The same could be said about the corporate world, which is dependent upon the external environment within which it operates. This includes everything from local environmental issues to national business regulations and global technological advances.  Each of these can change in a relatively short period of time and businesses need to be able to respond to external fluctuations in order to survive.

Businesses that have developed the ability to remain flexible are said to possess Dynamic Capabilities (Teece and Pisano 1994), meaning they can move seamlessly from one position to another rather than get caught in a vulnerable position that cannot be easily adjusted.

The ability to move quickly is of course particularly beneficial when both factors change at the same time, ie the positioning and circumstances of the business, and the environment within which it operates.

To use a current example, before the collapse of the financial system in 2007/8, too much cash was advanced at artificially low rates – not adjusted for risk – to too many businesses of all sizes.  This freely available finance led to many businesses changing their strategy and expanding either too quickly, or into areas they were not entirely comfortable with.  When the environment changed again – back to a more normal and even decreased level of available business funding – many of these businesses weren’t flexible enough to react. This has contributed to the proliferation of so called zombie companies, which we have argued previously are holding back growth.  The ramifications of this will be felt for many years, possibly decades, to come.

So what’s the best way to ensure your business stays nimble and retains the ability to react quickly?  Below are three areas that any business owner/manager needs to continually review.

Business strategy flexibility

It is important to keep assessing the immediate external environment to ensure that your offering is relevant to what is happening in the wider world.  There is an often-used example of the great IBM being late to the Personal Computer market, insisting that the future would stay with mainframe, business driven hardware.  This lack of flexibility and inability to accurately predict the future nearly destroyed the business and they have been playing catch up ever since.

For more ideas about ways to review the external environment, see our free eGuide, “Company Turnaround and Refinance”.

Resources flexibility

Once you have ensured your business strategy is appropriate for what is going on in the wider world, it is obviously important to have the right resources and capabilities in place. Further flexibility can then be embedded in your business by positioning these resources in such a way that you can make changes when required.

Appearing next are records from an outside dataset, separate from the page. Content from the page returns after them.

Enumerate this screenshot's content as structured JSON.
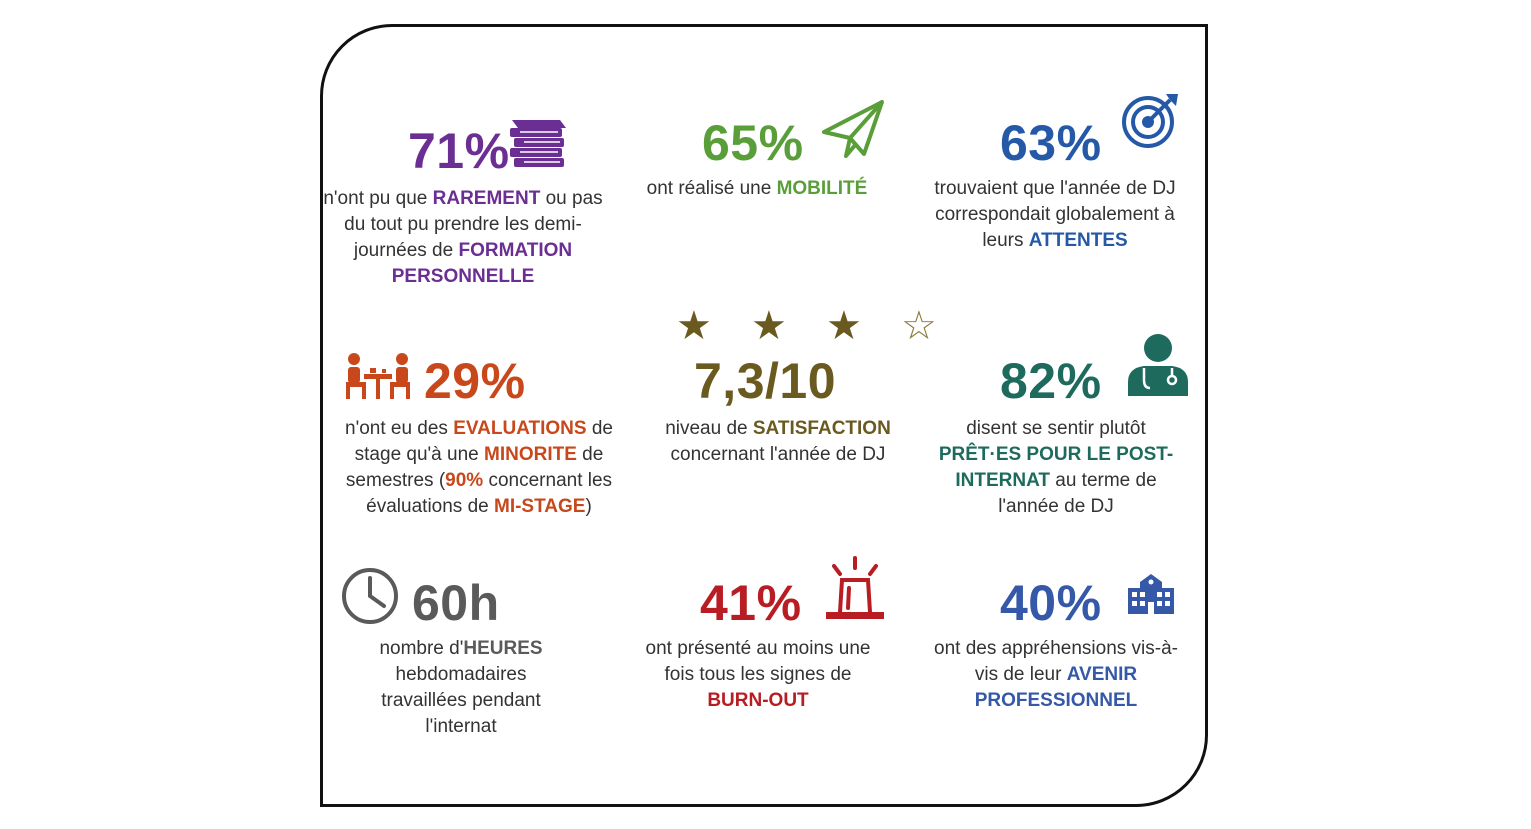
{
  "colors": {
    "purple": "#6b2f94",
    "green": "#5a9e3a",
    "blue": "#2559a8",
    "orange": "#c8481c",
    "brown": "#6b5a20",
    "teal": "#1e6b5e",
    "gray": "#5a5a5a",
    "red": "#b81d24",
    "navy": "#3558a8"
  },
  "cells": {
    "formation": {
      "stat": "71%",
      "icon": "books-icon",
      "t1": "n'ont pu que ",
      "h1": "RAREMENT",
      "t2": " ou pas du tout pu prendre les demi-journées de ",
      "h2": "FORMATION PERSONNELLE"
    },
    "mobilite": {
      "stat": "65%",
      "icon": "paper-plane-icon",
      "t1": "ont réalisé une ",
      "h1": "MOBILITÉ"
    },
    "attentes": {
      "stat": "63%",
      "icon": "target-icon",
      "t1": "trouvaient que l'année de DJ correspondait globalement à leurs ",
      "h1": "ATTENTES"
    },
    "evaluations": {
      "stat": "29%",
      "icon": "meeting-icon",
      "t1": "n'ont eu des ",
      "h1": "EVALUATIONS",
      "t2": " de stage qu'à une ",
      "h2": "MINORITE",
      "t3": " de semestres (",
      "h3": "90%",
      "t4": " concernant les évaluations de ",
      "h4": "MI-STAGE",
      "t5": ")"
    },
    "satisfaction": {
      "stat": "7,3/10",
      "stars_filled": "★ ★ ★",
      "stars_empty": "☆",
      "rating": 3,
      "t1": "niveau de ",
      "h1": "SATISFACTION",
      "t2": " concernant l'année de DJ"
    },
    "post_internat": {
      "stat": "82%",
      "icon": "doctor-icon",
      "t1": "disent se sentir plutôt ",
      "h1": "PRÊT·ES POUR LE POST-INTERNAT",
      "t2": " au terme de l'année de DJ"
    },
    "heures": {
      "stat": "60h",
      "icon": "clock-icon",
      "t1": "nombre d'",
      "h1": "HEURES",
      "t2": " hebdomadaires travaillées pendant l'internat"
    },
    "burnout": {
      "stat": "41%",
      "icon": "alarm-icon",
      "t1": "ont présenté au moins une fois tous les signes de ",
      "h1": "BURN-OUT"
    },
    "avenir": {
      "stat": "40%",
      "icon": "building-icon",
      "t1": "ont des appréhensions vis-à-vis de leur ",
      "h1": "AVENIR PROFESSIONNEL"
    }
  }
}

For example:

  • Employees that have more than one skill set
  • Outsourced functions such as Finance, Marketing, Manufacturing and even Sales
  • Assets on short term rental rather than purchased outright or on long term inflexible leases
  • Property held on licences rather than long term leases

Again, our free eGuide has a lot more examples and information on Resources and Capabilities analyses.

Finance flexibility

In the good times, many businesses committed to long finance agreements on the basis that you couldn’t get too much of a good thing.  Now, in the post-crisis period, with growth hard to come by and costs under continual review, many businesses find themselves stuck with onerous finance facilities contributing to on-going cash flow problems.  This is particularly the case with invoice finance facilities, where traditional facilities demand that the whole ledger is financed and that the agreement itself can be for periods of 12-24 months.

Thankfully this is now changing, with more and more facilities being made available on a selective basis with no long term tie-in over and above the invoice(s) being funded.  This new kind of alternative financing products can improve your business’s agility.

The level of flexibility that any one business goes to has, of course, to be balanced against the potential problems of having an entirely virtual company, where all resources and capabilities are outsourced.  This extreme position can lead to a lack of control over staff, quality, marketing and ultimately the integrity of your brand.

However, a lack of flexibility can mean an inability to survive in an ever-changing world. So striking the right balance between the two is crucial.